By Daniel Fineren
DUBAI Oct 7 Abu Dhabi National Energy Company
(Taqa) has received approval from the Kurdistan
Regional Government (KRG) to develop the Atrush Block in the
autonomous region of Iraq, the state-controlled company said on
Deals between foreign investors and the KRG to develop
oilfields have angered the federal government in Baghdad, which
rejects them as illegal.
The government of Abu Dhabi holds a 72.5 percent stake in
Taqa but, like several western oil majors, is tapping into the
region's oil reserves despite the risk of angering Baghdad.
"The Kurdistan region of Iraq is an exciting exploration
frontier and has tremendous potential," David Cook, head of oil
and gas at Taqa, said in a statement.
The first development phase of Atrush is expected to produce
around 30,000 barrels of oil per day (bpd), with first oil
expected by early 2015.
Subject to KRG approval and further field appraisals, a
second phase could add 30,000 bpd of oil production, along with
some associated gas for the domestic market.
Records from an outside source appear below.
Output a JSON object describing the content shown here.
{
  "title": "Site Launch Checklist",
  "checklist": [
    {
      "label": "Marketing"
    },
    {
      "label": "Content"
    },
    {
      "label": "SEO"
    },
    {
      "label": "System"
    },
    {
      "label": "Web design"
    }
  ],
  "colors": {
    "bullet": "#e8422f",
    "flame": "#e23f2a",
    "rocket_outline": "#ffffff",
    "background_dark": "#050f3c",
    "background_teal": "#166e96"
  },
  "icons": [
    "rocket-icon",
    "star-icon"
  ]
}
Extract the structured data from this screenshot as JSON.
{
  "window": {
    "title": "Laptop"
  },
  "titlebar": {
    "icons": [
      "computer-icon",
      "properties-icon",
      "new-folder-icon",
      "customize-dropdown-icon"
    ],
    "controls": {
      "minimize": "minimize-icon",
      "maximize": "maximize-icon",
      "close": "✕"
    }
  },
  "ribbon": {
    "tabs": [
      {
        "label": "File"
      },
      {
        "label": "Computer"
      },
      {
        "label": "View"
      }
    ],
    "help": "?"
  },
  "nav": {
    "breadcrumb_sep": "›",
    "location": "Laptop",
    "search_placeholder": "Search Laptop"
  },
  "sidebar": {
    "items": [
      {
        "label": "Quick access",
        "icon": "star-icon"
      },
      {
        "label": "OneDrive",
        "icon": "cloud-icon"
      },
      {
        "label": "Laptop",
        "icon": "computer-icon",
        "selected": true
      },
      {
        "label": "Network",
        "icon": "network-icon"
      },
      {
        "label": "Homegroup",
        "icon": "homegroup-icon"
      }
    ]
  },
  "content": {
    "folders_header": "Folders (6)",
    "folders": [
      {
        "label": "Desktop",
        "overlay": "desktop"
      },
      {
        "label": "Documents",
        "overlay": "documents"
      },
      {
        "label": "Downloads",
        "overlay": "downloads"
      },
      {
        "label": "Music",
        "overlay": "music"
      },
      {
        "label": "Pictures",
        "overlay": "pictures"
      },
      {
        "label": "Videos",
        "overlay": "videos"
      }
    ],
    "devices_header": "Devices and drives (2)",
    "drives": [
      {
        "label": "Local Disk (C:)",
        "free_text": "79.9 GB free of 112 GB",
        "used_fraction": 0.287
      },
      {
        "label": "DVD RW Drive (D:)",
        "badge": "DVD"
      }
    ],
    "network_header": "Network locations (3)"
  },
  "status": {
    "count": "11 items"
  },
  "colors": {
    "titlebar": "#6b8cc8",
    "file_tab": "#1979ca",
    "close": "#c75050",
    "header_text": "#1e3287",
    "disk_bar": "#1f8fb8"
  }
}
Kurdistan's relatively safe operating environment, compared
with southern Iraq, and favourable production-sharing terms have
attracted western majors such as Exxon, Chevron
and Total SA to the region, despite threats of
blacklisting from Baghdad.
The two largest listed energy companies in the United Arab
Emirates - Taqa and Dana Gas - have also invested in
Kurdistan but have not yet ventured into the rest of Iraq.
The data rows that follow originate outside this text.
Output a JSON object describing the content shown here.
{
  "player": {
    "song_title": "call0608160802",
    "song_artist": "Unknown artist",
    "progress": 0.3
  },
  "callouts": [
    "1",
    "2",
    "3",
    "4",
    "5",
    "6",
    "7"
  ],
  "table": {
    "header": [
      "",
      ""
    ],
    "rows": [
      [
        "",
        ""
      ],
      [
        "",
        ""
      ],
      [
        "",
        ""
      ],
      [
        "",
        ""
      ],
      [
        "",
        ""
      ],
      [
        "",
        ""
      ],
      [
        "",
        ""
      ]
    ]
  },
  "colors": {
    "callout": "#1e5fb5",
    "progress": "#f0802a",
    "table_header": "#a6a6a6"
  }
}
"Taqa is a listed company driven by commercial interests," a
company spokesman said.
"We look at business opportunities in Federal Iraq wherever
the opportunity arises."
The KRG field development approval foresees Taqa and its
partners pumping as much oil as possible from the field over
25-years, the company said.
Taqa holds a 39.9 percent working interest in the company
set up to operate the field, with Canada's ShaMaran Petroleum
holding 20.1 percent, U.S.-based Marathon Oil
holding 15 percent and the KRG 25 percent.